There was much classical biophysical evidence that ion channels have an aqueous pore [1], and the arguments all hinged on measuring fluxes in the channel. The first argument was a technical one. Measurements of forward and backward isotopic K+ fluxes in K+ channels showed that K+ ions move in a coordinated fashion, as if the pore contains a column of several K+ ions moving in single file in a pore [2]. Similarly, water movement in water channels (aquaporins) has the properties of a continuous column of water molecules moving in correlated fashion [3]. A more intuitive argument for a pore in ion channels is the high throughput rate, which easily reaches values of 106 to 108 ions per second. This means that all the steps of recognizing and passing each ion across the membrane take place in only 10 to 1000 ns, a time much shorter than any known enzymatic catalysis but perfectly compatible with diffusion in an aqueous pore of atomic dimensions. Another major argument for a pore was the finding that many small channel blockers act like plugs entering a tunnel that becomes too narrow for them to pass all the way through (Fig. 1). Strikingly, the plug could be knocked out of the pore (thus unblocking the channel) by raising the concentration of permeant ions on the opposite side of the membrane. The classic example was the block of K+ channels by intracellular tetraethylammonium ion (TEA) and analogs, which could be relieved by raising the extracellular K+ concentration [4]. Armstrong [4] argued that the only way for external ions to push out an internal blocker was if they met each other within a pore. Finally, the ion selectivity of several channels (e.g., voltage-gated Na+ channels, nicotinic acetylcholine receptors, and y-aminobutyric acid [GABA] receptor channels) could be explained by assuming a rigid pore size that passes ions smaller than the postulated hole but not those larger than the hole [1,5].

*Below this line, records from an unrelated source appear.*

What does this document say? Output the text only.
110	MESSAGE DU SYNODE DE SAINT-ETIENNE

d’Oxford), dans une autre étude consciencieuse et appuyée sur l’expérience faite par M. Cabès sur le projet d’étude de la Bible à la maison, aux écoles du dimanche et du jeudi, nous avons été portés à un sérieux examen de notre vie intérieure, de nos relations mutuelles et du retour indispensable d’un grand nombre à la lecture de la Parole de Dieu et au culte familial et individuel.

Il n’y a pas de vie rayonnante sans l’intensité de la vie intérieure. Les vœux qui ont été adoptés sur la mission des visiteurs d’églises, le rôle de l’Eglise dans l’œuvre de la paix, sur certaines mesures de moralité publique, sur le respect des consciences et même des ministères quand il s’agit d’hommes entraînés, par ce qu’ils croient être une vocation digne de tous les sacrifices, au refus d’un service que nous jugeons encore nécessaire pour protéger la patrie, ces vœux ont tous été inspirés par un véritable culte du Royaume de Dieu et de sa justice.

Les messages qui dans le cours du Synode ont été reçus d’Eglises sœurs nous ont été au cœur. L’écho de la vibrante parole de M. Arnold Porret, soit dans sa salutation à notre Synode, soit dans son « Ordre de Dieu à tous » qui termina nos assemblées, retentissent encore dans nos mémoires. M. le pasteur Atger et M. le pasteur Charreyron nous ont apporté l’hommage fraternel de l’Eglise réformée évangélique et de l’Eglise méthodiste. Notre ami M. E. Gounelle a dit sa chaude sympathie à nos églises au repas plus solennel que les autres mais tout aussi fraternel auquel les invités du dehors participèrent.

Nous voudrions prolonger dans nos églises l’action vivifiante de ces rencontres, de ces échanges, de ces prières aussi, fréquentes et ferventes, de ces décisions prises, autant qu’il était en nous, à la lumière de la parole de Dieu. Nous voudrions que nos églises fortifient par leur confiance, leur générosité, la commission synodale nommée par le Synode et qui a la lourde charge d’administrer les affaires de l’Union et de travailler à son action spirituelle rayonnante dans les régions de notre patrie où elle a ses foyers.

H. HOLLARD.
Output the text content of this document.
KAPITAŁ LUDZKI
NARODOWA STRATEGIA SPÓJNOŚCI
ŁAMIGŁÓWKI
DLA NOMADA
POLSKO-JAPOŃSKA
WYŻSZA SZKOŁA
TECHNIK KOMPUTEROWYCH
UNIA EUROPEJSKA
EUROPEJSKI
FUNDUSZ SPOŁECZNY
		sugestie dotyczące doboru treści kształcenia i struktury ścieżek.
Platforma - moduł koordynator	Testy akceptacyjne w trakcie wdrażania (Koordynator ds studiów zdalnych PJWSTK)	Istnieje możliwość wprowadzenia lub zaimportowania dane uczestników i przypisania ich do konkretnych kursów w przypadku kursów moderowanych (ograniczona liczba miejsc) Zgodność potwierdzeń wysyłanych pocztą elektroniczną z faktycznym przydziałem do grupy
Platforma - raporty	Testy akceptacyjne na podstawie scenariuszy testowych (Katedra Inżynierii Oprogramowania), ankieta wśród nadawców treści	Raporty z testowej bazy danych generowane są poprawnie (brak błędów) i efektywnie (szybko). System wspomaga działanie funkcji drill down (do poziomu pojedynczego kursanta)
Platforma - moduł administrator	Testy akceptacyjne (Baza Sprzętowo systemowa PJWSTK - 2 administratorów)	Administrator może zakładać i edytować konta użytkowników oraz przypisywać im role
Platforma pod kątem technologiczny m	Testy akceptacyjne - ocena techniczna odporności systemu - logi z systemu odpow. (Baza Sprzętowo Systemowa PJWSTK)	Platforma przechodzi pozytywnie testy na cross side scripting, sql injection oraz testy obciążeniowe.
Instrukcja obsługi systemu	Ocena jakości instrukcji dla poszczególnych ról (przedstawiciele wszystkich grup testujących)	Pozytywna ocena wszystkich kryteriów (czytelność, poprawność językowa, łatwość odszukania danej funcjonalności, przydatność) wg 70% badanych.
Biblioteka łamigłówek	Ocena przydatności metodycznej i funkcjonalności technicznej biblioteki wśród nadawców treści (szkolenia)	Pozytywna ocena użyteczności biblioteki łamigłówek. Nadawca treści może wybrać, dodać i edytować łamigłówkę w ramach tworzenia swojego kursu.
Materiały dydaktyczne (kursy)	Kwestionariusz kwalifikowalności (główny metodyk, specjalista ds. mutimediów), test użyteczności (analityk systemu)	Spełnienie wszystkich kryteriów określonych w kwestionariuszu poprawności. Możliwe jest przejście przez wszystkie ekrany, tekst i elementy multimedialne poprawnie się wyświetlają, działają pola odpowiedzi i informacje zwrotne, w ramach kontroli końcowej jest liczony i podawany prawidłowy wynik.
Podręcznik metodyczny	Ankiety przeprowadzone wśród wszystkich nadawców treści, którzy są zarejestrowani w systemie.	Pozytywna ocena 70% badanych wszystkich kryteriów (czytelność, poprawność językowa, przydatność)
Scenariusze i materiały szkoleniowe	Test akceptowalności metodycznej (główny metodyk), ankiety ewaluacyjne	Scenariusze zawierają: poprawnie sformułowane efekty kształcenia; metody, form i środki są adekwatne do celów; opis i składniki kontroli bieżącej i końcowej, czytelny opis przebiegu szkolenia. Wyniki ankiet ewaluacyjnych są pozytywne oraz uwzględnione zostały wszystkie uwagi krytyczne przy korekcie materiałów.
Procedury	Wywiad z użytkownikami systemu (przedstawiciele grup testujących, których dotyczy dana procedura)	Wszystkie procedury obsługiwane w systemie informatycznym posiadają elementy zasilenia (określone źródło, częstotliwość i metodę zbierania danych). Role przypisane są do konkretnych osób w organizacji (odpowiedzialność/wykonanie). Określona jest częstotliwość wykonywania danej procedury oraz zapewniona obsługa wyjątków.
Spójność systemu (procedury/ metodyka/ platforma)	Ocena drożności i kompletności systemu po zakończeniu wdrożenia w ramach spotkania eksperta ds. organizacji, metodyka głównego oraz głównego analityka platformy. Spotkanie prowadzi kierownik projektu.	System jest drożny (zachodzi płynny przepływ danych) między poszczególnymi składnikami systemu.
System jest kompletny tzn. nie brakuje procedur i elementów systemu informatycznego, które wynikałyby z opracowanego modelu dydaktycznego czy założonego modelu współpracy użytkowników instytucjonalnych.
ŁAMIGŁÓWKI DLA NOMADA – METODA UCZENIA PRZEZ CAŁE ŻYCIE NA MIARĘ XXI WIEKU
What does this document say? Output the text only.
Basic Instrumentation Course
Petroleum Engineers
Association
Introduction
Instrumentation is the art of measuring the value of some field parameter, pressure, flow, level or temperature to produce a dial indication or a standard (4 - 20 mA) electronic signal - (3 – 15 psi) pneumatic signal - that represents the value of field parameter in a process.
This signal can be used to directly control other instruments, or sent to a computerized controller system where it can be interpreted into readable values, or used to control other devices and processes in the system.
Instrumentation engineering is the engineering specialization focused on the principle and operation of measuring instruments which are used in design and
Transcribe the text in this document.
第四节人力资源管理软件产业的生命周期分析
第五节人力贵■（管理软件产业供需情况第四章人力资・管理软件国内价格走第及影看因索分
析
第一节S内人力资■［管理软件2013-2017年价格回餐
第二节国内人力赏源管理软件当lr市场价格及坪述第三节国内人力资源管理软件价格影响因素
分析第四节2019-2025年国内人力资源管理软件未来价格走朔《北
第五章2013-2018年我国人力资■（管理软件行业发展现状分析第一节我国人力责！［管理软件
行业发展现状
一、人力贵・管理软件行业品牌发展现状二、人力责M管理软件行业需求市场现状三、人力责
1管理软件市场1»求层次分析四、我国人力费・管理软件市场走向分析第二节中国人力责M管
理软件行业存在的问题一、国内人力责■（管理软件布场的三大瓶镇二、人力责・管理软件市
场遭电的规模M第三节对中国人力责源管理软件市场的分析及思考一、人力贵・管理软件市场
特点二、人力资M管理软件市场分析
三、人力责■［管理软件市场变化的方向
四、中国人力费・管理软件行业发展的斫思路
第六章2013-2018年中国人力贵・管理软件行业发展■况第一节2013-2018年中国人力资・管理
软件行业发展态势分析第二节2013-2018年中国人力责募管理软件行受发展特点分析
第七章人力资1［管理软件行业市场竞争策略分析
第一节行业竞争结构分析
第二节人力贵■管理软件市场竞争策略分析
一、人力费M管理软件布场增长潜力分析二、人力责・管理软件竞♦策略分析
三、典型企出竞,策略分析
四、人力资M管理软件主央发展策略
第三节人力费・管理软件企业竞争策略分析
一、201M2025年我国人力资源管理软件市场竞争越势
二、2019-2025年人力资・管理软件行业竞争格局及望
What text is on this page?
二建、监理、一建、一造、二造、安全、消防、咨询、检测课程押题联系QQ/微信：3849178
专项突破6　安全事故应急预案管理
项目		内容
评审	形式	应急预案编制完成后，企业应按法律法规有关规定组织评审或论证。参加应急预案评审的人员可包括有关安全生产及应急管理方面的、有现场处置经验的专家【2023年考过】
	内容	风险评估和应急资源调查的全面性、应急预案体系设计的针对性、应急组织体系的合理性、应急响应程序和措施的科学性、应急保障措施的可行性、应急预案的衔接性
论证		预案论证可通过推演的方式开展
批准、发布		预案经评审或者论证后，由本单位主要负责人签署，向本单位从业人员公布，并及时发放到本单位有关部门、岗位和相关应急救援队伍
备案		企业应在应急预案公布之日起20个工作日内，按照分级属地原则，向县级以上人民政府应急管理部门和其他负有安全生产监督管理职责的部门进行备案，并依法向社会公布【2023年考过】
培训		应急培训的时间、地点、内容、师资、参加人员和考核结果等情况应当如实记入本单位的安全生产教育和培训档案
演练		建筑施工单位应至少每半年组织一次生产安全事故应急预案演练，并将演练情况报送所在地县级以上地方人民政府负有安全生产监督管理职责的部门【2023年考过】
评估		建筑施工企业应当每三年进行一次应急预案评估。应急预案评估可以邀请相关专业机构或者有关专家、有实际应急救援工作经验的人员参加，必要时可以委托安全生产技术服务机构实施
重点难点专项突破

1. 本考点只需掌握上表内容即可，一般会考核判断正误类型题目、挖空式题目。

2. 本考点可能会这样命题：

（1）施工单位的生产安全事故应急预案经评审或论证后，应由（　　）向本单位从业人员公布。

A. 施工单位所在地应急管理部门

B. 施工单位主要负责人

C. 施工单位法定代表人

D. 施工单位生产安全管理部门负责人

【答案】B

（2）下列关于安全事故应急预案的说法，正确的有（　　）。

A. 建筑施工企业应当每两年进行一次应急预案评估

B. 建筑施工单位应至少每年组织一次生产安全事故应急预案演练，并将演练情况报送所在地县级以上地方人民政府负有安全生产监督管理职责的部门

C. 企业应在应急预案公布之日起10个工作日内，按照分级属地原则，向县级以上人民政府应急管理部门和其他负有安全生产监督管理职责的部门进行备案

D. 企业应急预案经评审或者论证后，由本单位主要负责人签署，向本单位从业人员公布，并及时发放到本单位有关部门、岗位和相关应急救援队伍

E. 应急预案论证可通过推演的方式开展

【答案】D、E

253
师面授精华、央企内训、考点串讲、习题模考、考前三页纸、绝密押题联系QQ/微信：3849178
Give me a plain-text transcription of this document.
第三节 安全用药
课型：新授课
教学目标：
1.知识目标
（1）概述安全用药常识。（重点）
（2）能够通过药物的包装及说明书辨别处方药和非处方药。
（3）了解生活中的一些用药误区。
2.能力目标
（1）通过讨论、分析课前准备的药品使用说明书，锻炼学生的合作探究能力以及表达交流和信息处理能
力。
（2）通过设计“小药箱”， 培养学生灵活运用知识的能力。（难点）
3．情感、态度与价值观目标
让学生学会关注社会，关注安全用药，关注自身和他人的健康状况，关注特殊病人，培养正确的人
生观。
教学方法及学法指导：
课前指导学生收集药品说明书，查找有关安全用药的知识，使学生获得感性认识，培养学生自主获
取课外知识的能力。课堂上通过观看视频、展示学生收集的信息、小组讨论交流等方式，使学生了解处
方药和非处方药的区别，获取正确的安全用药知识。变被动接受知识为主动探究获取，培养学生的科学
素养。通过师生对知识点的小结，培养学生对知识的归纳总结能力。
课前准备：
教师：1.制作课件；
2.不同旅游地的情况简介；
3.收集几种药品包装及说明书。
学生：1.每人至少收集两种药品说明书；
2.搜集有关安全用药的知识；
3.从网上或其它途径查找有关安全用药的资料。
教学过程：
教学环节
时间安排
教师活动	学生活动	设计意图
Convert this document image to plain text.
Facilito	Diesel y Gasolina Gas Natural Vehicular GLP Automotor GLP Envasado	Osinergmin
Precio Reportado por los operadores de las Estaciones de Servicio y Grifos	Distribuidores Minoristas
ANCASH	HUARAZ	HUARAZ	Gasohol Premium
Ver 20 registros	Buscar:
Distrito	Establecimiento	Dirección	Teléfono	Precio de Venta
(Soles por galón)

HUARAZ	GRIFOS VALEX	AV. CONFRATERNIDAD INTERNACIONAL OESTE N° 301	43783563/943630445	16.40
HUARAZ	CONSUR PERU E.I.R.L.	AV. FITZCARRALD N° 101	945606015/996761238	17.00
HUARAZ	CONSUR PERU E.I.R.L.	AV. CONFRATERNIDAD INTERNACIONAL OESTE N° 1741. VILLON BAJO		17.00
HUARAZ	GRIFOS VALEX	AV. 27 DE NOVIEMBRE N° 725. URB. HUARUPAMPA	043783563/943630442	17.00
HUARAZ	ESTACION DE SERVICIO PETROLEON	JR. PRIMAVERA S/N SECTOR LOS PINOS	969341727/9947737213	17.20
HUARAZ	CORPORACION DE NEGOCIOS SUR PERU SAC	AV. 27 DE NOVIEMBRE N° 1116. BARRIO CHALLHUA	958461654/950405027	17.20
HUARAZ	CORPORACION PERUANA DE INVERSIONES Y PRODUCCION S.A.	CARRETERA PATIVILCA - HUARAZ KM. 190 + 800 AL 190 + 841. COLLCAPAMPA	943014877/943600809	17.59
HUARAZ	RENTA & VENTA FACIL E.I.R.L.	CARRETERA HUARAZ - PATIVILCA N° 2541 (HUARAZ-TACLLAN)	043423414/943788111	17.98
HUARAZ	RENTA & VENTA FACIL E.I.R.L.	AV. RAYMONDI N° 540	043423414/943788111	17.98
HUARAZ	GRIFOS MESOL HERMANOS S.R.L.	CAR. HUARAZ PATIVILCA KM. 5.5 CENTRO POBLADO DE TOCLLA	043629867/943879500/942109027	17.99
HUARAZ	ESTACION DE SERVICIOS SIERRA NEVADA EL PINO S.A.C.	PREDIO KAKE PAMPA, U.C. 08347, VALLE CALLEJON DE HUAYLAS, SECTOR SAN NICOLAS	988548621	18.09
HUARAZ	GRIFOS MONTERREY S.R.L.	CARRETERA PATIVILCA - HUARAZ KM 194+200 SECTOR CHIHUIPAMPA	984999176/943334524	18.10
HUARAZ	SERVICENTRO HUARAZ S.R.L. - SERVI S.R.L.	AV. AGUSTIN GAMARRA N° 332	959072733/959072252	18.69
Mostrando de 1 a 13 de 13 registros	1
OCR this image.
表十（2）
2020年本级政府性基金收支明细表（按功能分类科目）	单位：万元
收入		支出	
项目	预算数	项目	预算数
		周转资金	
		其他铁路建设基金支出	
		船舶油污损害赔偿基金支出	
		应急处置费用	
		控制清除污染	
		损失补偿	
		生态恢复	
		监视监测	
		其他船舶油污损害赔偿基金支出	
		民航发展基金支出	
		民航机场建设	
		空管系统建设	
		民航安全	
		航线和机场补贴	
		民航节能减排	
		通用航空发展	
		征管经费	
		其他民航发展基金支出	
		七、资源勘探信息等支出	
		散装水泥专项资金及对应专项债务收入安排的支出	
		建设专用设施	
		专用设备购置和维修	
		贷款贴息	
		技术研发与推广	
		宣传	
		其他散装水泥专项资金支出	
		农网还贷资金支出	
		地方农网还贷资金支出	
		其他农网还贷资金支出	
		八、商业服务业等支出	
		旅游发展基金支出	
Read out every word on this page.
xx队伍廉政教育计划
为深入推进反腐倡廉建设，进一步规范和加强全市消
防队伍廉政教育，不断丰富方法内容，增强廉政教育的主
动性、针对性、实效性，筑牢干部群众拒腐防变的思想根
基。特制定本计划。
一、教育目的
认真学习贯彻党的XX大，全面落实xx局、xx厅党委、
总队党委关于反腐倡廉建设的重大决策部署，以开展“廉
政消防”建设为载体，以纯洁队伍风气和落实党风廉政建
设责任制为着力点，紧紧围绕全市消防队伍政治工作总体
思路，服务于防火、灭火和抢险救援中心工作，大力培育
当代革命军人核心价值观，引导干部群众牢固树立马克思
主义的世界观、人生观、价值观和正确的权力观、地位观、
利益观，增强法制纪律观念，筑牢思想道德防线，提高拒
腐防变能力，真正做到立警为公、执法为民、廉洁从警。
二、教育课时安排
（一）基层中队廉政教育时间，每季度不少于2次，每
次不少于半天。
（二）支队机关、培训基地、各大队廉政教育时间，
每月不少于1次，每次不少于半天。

Modern confirmation of these older ideas comes from X-ray crystallography. As had been predicted from the functional studies, the crystal structure of the bacterial KcsA K+ channel shows beautifully a long pore of atomic dimensions with 2 to 4 K+ ions residing within the narrow tube ([6]; also see Chapter 34). All ion channels related to K+ channels should have a similar structure. This would include voltage-gated Na+, K+, Ca2+, and Ih channels; inward rectifier K+ channels; and two-P domain K+ channels, as well as cyclic-nucleotide-gated channels and ionotropic glutamate receptor channels. They all belong to the structural superfamily of ion channels formed by four homologous subunits or by four homologous domains with four P loops (reentrant pore loops) coming together to line the narrowest part of the pore (see Chapter 34).

Figure 1 A highly selective ion channel of the voltage-gated family, showing the functional parts discussed in the text. The circles labeled B represent the binding positions of blocking drugs that would act to plug the narrowest part of the pore from the inside or the outside.